Monday, April 2, 2012

The Supreme Court is Political: Who wuddah thunk?






































This morning, Paul Krugman, the economist, wrote that the Supreme Court appears to be basing its decisions on politics.


Ya think?


This insight has come as a shocking conclusion to many of my friends, especially the lawyers among my friends.


I don't know what they do to people in law school. Somehow people come out of law school with the idea that a dispassionate, rational self guides Supreme Court justices toward a ruling based on law rather than on personal convictions about what's right.


In past posts, I've talked about the time I was put on a jury hearing a case of someone accused of selling marijuana and I told the judge I couldn't find the guy guilty, even if they proved he did sell it, because I didn't think marijuana ought to be illegal in the first place.


The judge smiled and asked me, "If the state could prove to your satisfaction, this defendant did in fact sell marijuana, could you find that he did?"


I said, "Yes," and I was on the jury.


That is the sort of dispassionate decision making we ask of the Supreme Court, but the cases are not so straightforward: Did a transaction occur? Is there enough evidence to persuade you this man did sell, despite all his protestations to the contrary?


But in the case of Dred Scott, the question is: Is a slave a human being?

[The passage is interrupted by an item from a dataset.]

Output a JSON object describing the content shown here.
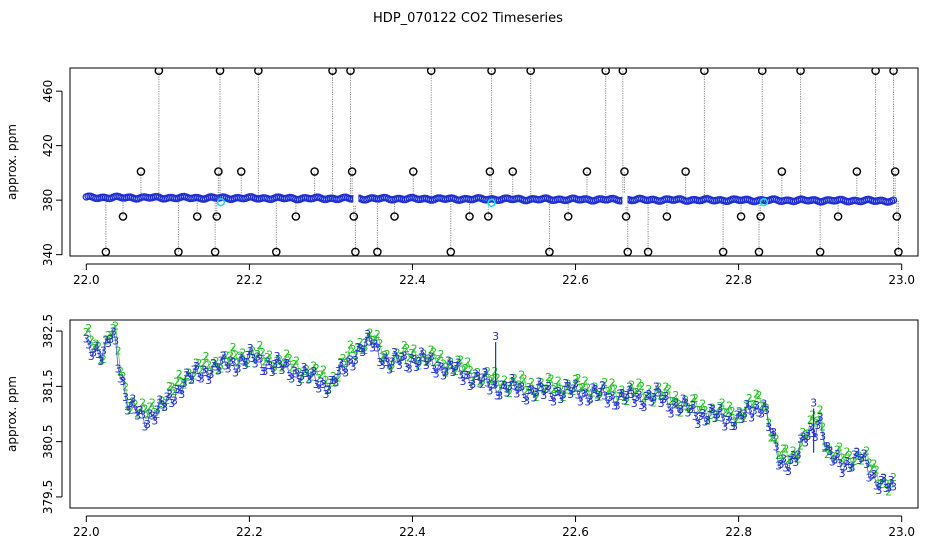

Well, you have to go back to basics, and basically, the Supreme Court in those days said a slave is not a human being in the eyes of the law, but only property.


Now, today's Supreme Court says a company is a human being.

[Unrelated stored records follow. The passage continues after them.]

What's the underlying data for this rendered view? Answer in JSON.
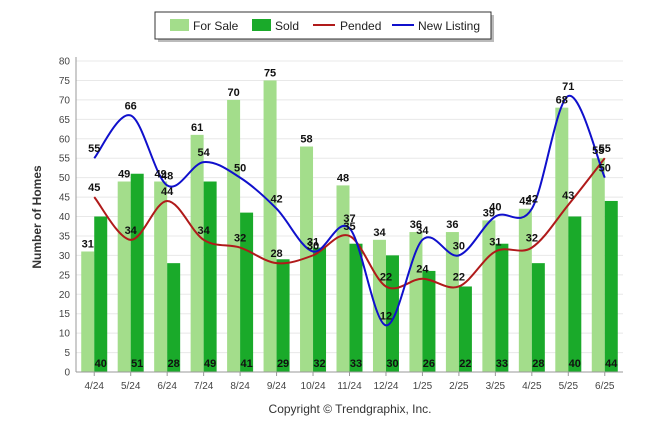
{
  "chart_data": {
    "type": "bar",
    "title": "",
    "xlabel": "",
    "ylabel": "Number of Homes",
    "ylim": [
      0,
      80
    ],
    "yticks": [
      0,
      5,
      10,
      15,
      20,
      25,
      30,
      35,
      40,
      45,
      50,
      55,
      60,
      65,
      70,
      75,
      80
    ],
    "categories": [
      "4/24",
      "5/24",
      "6/24",
      "7/24",
      "8/24",
      "9/24",
      "10/24",
      "11/24",
      "12/24",
      "1/25",
      "2/25",
      "3/25",
      "4/25",
      "5/25",
      "6/25"
    ],
    "series": [
      {
        "name": "For Sale",
        "type": "bar",
        "color": "#a3dd8b",
        "values": [
          31,
          49,
          49,
          61,
          70,
          75,
          58,
          48,
          34,
          36,
          36,
          39,
          42,
          68,
          55
        ]
      },
      {
        "name": "Sold",
        "type": "bar",
        "color": "#1aaa2a",
        "values": [
          40,
          51,
          28,
          49,
          41,
          29,
          32,
          33,
          30,
          26,
          22,
          33,
          28,
          40,
          44
        ]
      },
      {
        "name": "Pended",
        "type": "line",
        "color": "#b01a1a",
        "values": [
          45,
          34,
          44,
          34,
          32,
          28,
          30,
          35,
          22,
          24,
          22,
          31,
          32,
          43,
          55
        ]
      },
      {
        "name": "New Listing",
        "type": "line",
        "color": "#1010cc",
        "values": [
          55,
          66,
          48,
          54,
          50,
          42,
          31,
          37,
          12,
          34,
          30,
          40,
          42,
          71,
          50
        ]
      }
    ],
    "grid": true,
    "legend": "top-center"
  },
  "footer": "Copyright © Trendgraphix, Inc."
}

And it will say a mandate to either buy health insurance or pay a fine is forcing a citizen into a commercial act which he does not want to do, and constitutes an unjustifiable taking of freedom and liberty.


It would be perfectly okay to take that citizen's money if you simply make it a tax. But not if you make him buy something.

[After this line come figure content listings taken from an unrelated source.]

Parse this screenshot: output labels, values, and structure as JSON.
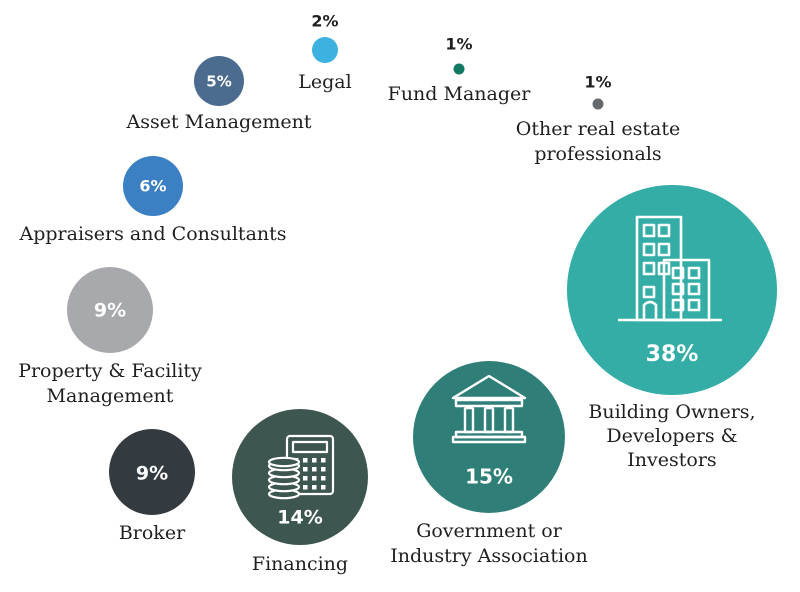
{
  "chart_data": {
    "type": "bubble",
    "title": "",
    "points": [
      {
        "category": "Building Owners, Developers & Investors",
        "label_lines": [
          "Building Owners,",
          "Developers &",
          "Investors"
        ],
        "value": 38,
        "display": "38%",
        "color": "#33ada6",
        "icon": "buildings-icon"
      },
      {
        "category": "Government or Industry Association",
        "label_lines": [
          "Government or",
          "Industry Association"
        ],
        "value": 15,
        "display": "15%",
        "color": "#2f7f78",
        "icon": "government-building-icon"
      },
      {
        "category": "Financing",
        "label_lines": [
          "Financing"
        ],
        "value": 14,
        "display": "14%",
        "color": "#3d5650",
        "icon": "calculator-coins-icon"
      },
      {
        "category": "Broker",
        "label_lines": [
          "Broker"
        ],
        "value": 9,
        "display": "9%",
        "color": "#333a40",
        "icon": ""
      },
      {
        "category": "Property & Facility Management",
        "label_lines": [
          "Property & Facility",
          "Management"
        ],
        "value": 9,
        "display": "9%",
        "color": "#a7a9ac",
        "icon": ""
      },
      {
        "category": "Appraisers and Consultants",
        "label_lines": [
          "Appraisers and Consultants"
        ],
        "value": 6,
        "display": "6%",
        "color": "#3a80c3",
        "icon": ""
      },
      {
        "category": "Asset Management",
        "label_lines": [
          "Asset Management"
        ],
        "value": 5,
        "display": "5%",
        "color": "#4b6b8f",
        "icon": ""
      },
      {
        "category": "Legal",
        "label_lines": [
          "Legal"
        ],
        "value": 2,
        "display": "2%",
        "color": "#3db1e0",
        "icon": ""
      },
      {
        "category": "Fund Manager",
        "label_lines": [
          "Fund Manager"
        ],
        "value": 1,
        "display": "1%",
        "color": "#127a62",
        "icon": ""
      },
      {
        "category": "Other real estate professionals",
        "label_lines": [
          "Other real estate",
          "professionals"
        ],
        "value": 1,
        "display": "1%",
        "color": "#666a6d",
        "icon": ""
      }
    ]
  }
}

This is cagey politics: Okay, if you have enough support among the constituents to support such a tax, pass that tax. But if support is so fragile it would melt away if you call it a tax, well then you cannot have your law.


So, the Supreme Court justices are politicians, playing out their assigned roles as right wingers, just as the left wingers play out their roles.


Let's admit what we've got and stop pretending.


Let's stop looking at naked power politics and stop seeing the Emperor's clothes.


I do feel like the child along the road, with all my lawyer friends saying, "Oh, aren't those robes just beautiful? Look how these guys can reason, using only the law to guide them."


And I've been saying--check it out--for years: We've got political appointees acting like political appointees.


Only, they do this for life terms.


Let's think again about changing all this. The Supreme Court, the Scalia Court, in all it's smugness and snarling piousness is what it is.


Have we not reached a point where we need to brave up and change it?